So, whenever a new stat or approach came along, there was significant exploration—and disagreement—about its meaning, especially when it came to outlier cases.

“One of the memorable discussions that I’ve talked about in the past was the Timberwolves PR crew—the person who does their game notes was a friend of mine—they started including Kevin Garnett’s net plus-minus in their game notes,” Pelton said. “This was around his MVP season, and it was preposterous. It was like a plus-20 differential when he was on the court versus off the court. And people were like ‘No, this is preposterous. There’s no way one player can be that valuable,’ so it was kind of difficult to wrap your mind around that at the time because there was no context for it. There was no history to compare it to. Obviously, there is now, and [it] quickly became [available] when Roland Beech started putting it on the
82games.com
site. So that’s sort of [an example] of breakthroughs and difficulties that these different concepts created.

“I think [discussions] could certainly be a bit contentious. There are a lot of opinionated people in this field. That certainly hasn’t changed. A fundamental level of respect [existed, though]—especially for those who had contributed over an extended period of time and we’d seen the way their thought process worked.”

While in today’s professional sports, teams are more frequently hiring independent researchers and/or writers to help with their analytics evaluations, many of these formative discussions were happening prior to the Red Sox hiring James and well before Oliver was hired by the SuperSonics. The idea of moving these types of analyses into the mainstream and then getting hired to implement them for a sports franchise wasn’t very reasonable at the time.

“I’m sure it was for some people, but it seemed too big of a goal,” Pelton said of the sentiments of those participating. “The idea of getting people that understand the concept of true shooting percentage in there would be a big thing. And obviously,
Moneyball
kind of
accelerated things and showed the possibilities in another sport, and that kind of raised the bar in a way.
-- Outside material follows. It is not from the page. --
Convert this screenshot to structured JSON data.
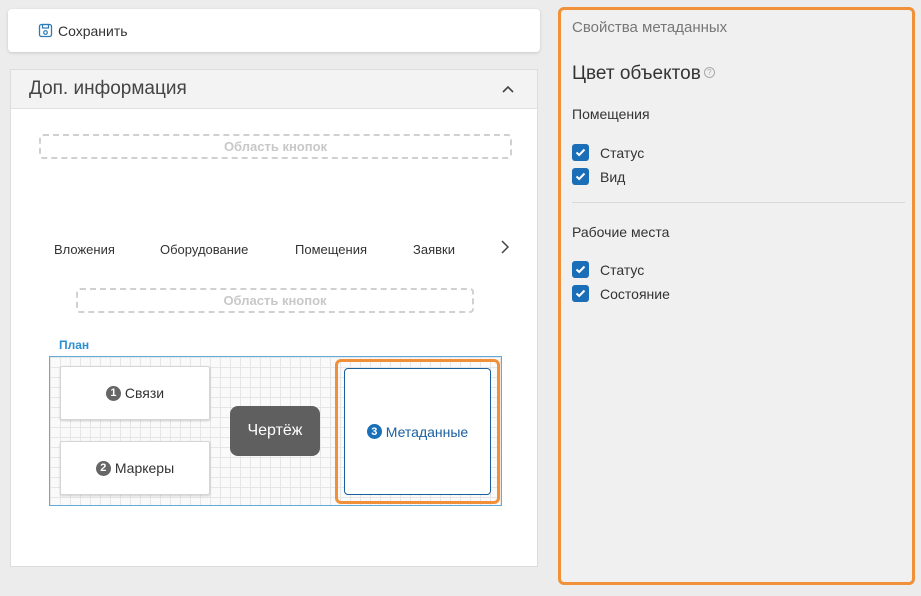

“There was a discussion in the intro [of the first Basketball Prospectus we did for the 2009–10 season]—I wrote my own intro—and I think there were eight teams at that point who had someone working for them in the front office or as a consultant to the organization. Now it’s probably twenty-eight or something like that, in a really short period of time.”

Despite all of the brainpower working to unlock basketball’s deepest secrets, implementation hasn’t been the smoothest path. There are so many hurdles to overcome beyond whether someone can actually collect and analyze the data properly to come up with new, innovative solutions to a basketball problem. Many of those challenges involve communication across nonmath specialists and, at the end of the day, impacting an extremely dynamic sport played by human actors who are not capable of flawless implementation of strategy, even if the strategy itself somehow is flawless.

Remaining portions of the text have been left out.